Posted to mapreduce-dev@hadoop.apache.org by Bhallamudi kamesh <bh...@huawei.com> on 2011/02/22 12:18:58 UTC

Exception due to inproper configuration

Hi All,

When we submit a job through job client, job's jar in mapred.system.dir directory will be replicated as per configuration parameter mapred.submit.replication, which is present in mapred-default.xml.By default this value 10.

Now there are chances of configuring dfs.replication and dfs.replication.max, which are present in hdfs-site.xml, independent of mapred.submit.replication.

Suppose user has configured dfs.replication.max as 5(say), then the following exception will be thrown

org.apache.hadoop.ipc.RemoteException: java.io.IOException: file /home/kamesh/hadoop/hadoop-root/mapred/system/job_201102221545_0001/job.jar.
Requested replication 10 exceeds maximum 2
       at org.apache.hadoop.hdfs.server.namenode.FSNamesystem.verifyReplication(FSNamesystem.java:1179)
       at org.apache.hadoop.hdfs.server.namenode.FSNamesystem.setReplicationInternal(FSNamesystem.java:1130)
       at org.apache.hadoop.hdfs.server.namenode.FSNamesystem.setReplication(FSNamesystem.java:1115)
       at org.apache.hadoop.hdfs.server.namenode.NameNode.setReplication(NameNode.java:630)
       at sun.reflect.NativeMethodAccessorImpl.invoke0(Native Method)
       at sun.reflect.NativeMethodAccessorImpl.invoke(NativeMethodAccessorImpl.java:39)
       at sun.reflect.DelegatingMethodAccessorImpl.invoke(DelegatingMethodAccessorImpl.java:25)
       at java.lang.reflect.Method.invoke(Method.java:597)
       at org.apache.hadoop.ipc.RPC$Server.call(RPC.java:514)
       at org.apache.hadoop.ipc.Server$Handler$1.run(Server.java:991)
       at org.apache.hadoop.ipc.Server$Handler$1.run(Server.java:987)
       at java.security.AccessController.doPrivileged(Native Method)
       at javax.security.auth.Subject.doAs(Subject.java:396)
       at org.apache.hadoop.ipc.Server$Handler.run(Server.java:985)

As per the code this absolutely correct, and it should be so.

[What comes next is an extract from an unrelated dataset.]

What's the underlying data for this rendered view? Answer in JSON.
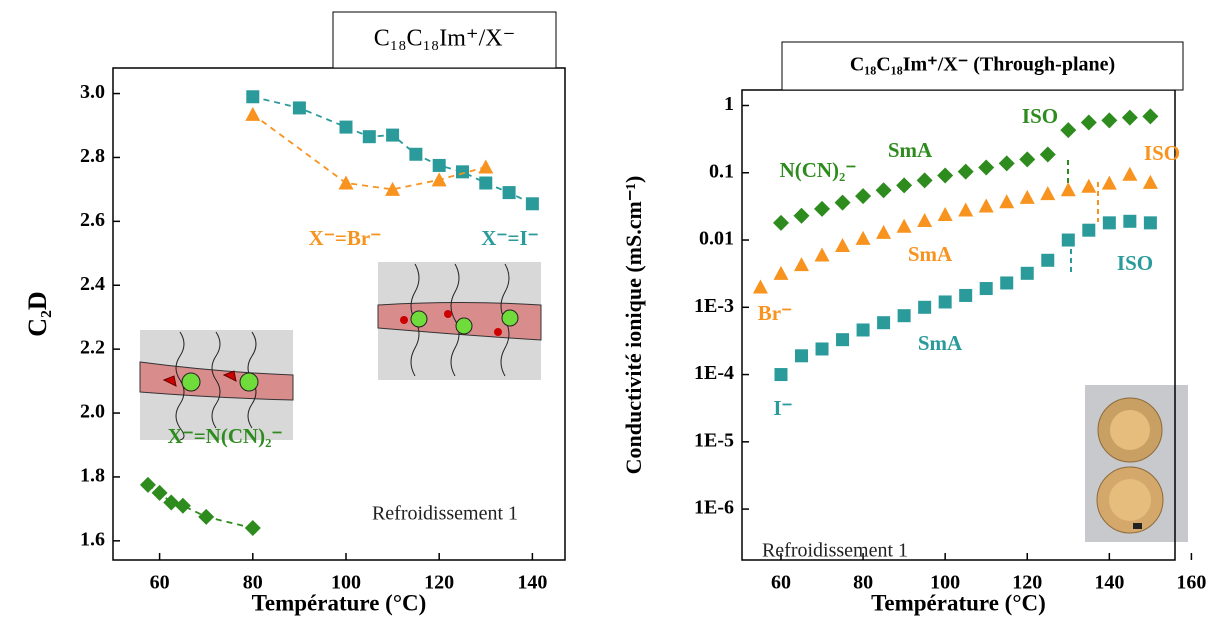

However, I feel setting replication as maximum replication, when replication exceeds maximum replication. This even ensures application execution.

Even this behavior has both pros and cons.
It executes the application. However it will not replicate as per the user given configuration.

What do you think?

Thanks Regards,
Bh.V.S.Kamesh.